つまり、夫婦が合意していても、状況によっては離婚理由として扱われ得ます。
さらに、場合によっては慰謝料請求などの法的リスクが残る可能性も弁護士解説で指摘されています。
合意があればすべて免責される、というわけではないことを覚えておきましょう。
日本での認知度
日本では言葉自体の認知がまだ高くありません。
たとえば既婚者1,000人調査(2021年)では、約9割が「オープンマリッジを知らない」と回答しています。

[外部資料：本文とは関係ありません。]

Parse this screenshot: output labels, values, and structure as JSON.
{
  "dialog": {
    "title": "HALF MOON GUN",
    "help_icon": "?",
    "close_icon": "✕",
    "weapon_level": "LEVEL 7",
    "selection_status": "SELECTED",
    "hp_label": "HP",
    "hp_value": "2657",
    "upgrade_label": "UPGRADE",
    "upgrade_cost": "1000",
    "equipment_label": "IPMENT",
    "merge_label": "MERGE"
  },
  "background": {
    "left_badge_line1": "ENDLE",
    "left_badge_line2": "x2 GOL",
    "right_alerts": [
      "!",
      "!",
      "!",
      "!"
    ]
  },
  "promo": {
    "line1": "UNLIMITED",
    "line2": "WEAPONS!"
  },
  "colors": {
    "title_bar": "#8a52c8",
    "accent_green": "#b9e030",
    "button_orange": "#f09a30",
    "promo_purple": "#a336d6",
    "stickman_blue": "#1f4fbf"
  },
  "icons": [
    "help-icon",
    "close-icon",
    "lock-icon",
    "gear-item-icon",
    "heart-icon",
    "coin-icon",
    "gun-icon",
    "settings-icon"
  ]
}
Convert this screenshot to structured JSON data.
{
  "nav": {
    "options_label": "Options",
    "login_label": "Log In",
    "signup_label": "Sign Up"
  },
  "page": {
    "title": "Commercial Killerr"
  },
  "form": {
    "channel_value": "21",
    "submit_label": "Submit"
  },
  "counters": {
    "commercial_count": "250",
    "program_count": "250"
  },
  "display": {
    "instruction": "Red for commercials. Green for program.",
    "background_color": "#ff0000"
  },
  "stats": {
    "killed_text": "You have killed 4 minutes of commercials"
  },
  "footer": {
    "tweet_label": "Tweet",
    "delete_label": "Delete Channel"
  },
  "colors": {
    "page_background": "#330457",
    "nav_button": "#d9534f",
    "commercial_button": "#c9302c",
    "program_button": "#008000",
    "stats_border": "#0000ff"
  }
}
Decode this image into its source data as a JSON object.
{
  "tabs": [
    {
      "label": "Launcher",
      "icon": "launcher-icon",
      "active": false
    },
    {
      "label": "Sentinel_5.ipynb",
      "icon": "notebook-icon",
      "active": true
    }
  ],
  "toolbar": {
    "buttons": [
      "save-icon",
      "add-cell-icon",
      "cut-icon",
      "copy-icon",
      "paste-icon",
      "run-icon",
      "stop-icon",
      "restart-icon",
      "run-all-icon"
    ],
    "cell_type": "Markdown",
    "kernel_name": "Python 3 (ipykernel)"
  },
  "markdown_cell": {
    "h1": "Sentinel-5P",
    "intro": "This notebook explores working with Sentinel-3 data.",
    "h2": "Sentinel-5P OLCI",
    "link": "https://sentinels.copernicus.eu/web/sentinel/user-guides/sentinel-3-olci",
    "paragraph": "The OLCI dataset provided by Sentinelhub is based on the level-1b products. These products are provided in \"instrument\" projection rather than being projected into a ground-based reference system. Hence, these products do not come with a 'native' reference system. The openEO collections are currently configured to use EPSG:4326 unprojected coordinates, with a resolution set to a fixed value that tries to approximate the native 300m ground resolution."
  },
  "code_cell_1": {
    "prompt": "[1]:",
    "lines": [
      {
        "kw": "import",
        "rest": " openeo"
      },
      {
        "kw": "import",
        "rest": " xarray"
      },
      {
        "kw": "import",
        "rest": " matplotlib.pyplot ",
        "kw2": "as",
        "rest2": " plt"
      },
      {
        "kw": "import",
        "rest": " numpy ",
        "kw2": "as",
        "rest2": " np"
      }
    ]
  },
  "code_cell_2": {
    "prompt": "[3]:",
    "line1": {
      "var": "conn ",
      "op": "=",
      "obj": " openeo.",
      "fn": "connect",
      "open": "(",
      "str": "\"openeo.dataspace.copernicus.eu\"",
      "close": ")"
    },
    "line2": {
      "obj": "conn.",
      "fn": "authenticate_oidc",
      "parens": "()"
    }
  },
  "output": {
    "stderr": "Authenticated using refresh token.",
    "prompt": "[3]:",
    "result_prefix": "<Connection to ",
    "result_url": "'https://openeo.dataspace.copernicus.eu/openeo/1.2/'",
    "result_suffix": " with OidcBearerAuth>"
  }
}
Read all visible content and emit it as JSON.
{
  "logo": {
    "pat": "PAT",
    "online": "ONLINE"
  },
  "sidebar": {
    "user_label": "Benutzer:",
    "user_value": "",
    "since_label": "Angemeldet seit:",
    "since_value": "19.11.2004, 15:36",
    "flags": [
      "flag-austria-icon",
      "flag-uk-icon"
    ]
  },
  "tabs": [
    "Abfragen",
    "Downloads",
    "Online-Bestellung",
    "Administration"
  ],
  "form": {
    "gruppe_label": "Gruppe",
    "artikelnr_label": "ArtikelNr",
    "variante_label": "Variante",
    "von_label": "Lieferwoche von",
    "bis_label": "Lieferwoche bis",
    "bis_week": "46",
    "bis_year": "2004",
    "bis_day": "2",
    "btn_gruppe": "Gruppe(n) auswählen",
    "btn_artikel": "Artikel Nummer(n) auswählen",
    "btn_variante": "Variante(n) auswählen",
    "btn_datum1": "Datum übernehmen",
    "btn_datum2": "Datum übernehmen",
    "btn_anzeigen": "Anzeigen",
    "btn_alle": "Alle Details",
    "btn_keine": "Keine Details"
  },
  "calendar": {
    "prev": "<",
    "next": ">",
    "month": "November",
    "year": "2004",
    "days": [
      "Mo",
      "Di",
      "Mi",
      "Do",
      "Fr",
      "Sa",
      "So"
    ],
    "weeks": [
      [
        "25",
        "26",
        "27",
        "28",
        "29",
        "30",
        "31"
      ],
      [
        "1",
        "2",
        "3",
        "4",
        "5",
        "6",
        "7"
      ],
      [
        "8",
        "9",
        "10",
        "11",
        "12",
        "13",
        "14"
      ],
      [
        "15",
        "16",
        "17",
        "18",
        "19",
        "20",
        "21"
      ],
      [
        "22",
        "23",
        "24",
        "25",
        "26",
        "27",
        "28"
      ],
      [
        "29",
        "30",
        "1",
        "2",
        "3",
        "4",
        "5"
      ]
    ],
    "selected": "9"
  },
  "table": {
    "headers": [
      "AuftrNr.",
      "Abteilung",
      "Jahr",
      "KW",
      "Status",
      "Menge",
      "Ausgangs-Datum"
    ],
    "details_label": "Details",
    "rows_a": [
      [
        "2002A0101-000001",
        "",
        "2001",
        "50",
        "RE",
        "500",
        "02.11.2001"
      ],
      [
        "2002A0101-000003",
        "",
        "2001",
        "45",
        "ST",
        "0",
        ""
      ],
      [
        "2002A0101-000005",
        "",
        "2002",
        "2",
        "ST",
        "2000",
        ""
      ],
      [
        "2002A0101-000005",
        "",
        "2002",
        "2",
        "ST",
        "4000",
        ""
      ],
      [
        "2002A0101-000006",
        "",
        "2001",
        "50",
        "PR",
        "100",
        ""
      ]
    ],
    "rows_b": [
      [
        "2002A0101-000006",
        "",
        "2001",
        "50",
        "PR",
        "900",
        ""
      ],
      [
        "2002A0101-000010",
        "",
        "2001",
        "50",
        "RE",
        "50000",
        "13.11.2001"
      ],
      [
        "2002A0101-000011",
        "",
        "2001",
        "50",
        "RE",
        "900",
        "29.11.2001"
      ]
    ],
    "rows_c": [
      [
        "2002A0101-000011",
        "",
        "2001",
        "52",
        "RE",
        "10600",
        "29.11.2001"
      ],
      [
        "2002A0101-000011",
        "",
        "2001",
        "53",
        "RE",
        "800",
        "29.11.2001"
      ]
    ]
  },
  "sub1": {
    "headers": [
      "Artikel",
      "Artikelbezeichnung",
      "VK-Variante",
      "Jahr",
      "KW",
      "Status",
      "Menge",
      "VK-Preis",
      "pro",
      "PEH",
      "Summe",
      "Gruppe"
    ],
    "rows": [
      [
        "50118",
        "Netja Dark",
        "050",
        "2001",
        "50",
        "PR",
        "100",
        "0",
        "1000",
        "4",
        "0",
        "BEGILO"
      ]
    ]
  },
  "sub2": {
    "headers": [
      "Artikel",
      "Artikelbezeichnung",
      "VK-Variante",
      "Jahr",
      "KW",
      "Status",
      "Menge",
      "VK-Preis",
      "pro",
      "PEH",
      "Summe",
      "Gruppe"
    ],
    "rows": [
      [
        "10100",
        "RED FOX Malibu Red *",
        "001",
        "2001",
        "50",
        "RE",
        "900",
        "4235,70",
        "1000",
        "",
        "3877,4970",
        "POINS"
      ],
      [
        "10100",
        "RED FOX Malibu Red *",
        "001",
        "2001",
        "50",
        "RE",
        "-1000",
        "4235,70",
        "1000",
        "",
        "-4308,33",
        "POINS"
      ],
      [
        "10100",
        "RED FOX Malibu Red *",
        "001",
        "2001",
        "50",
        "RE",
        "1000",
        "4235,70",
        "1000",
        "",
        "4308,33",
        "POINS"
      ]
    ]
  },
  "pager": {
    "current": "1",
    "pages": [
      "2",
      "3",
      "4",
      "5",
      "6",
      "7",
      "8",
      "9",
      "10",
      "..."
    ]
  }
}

最近は話題が増えてきたとはいえ、一般的な理解はこれからという段階です。
価値観の多様化は進んでいますが、社会の目線や制度とのすり合わせには時間がかかるのが現実です。
メリットと魅力
自由と新しい恋愛体験
オープンマリッジを選ぶ人たちは、「自分らしさを大事にしたい」「一人の相手だけでは満たせない面を正直に扱いたい」と考えることがあります。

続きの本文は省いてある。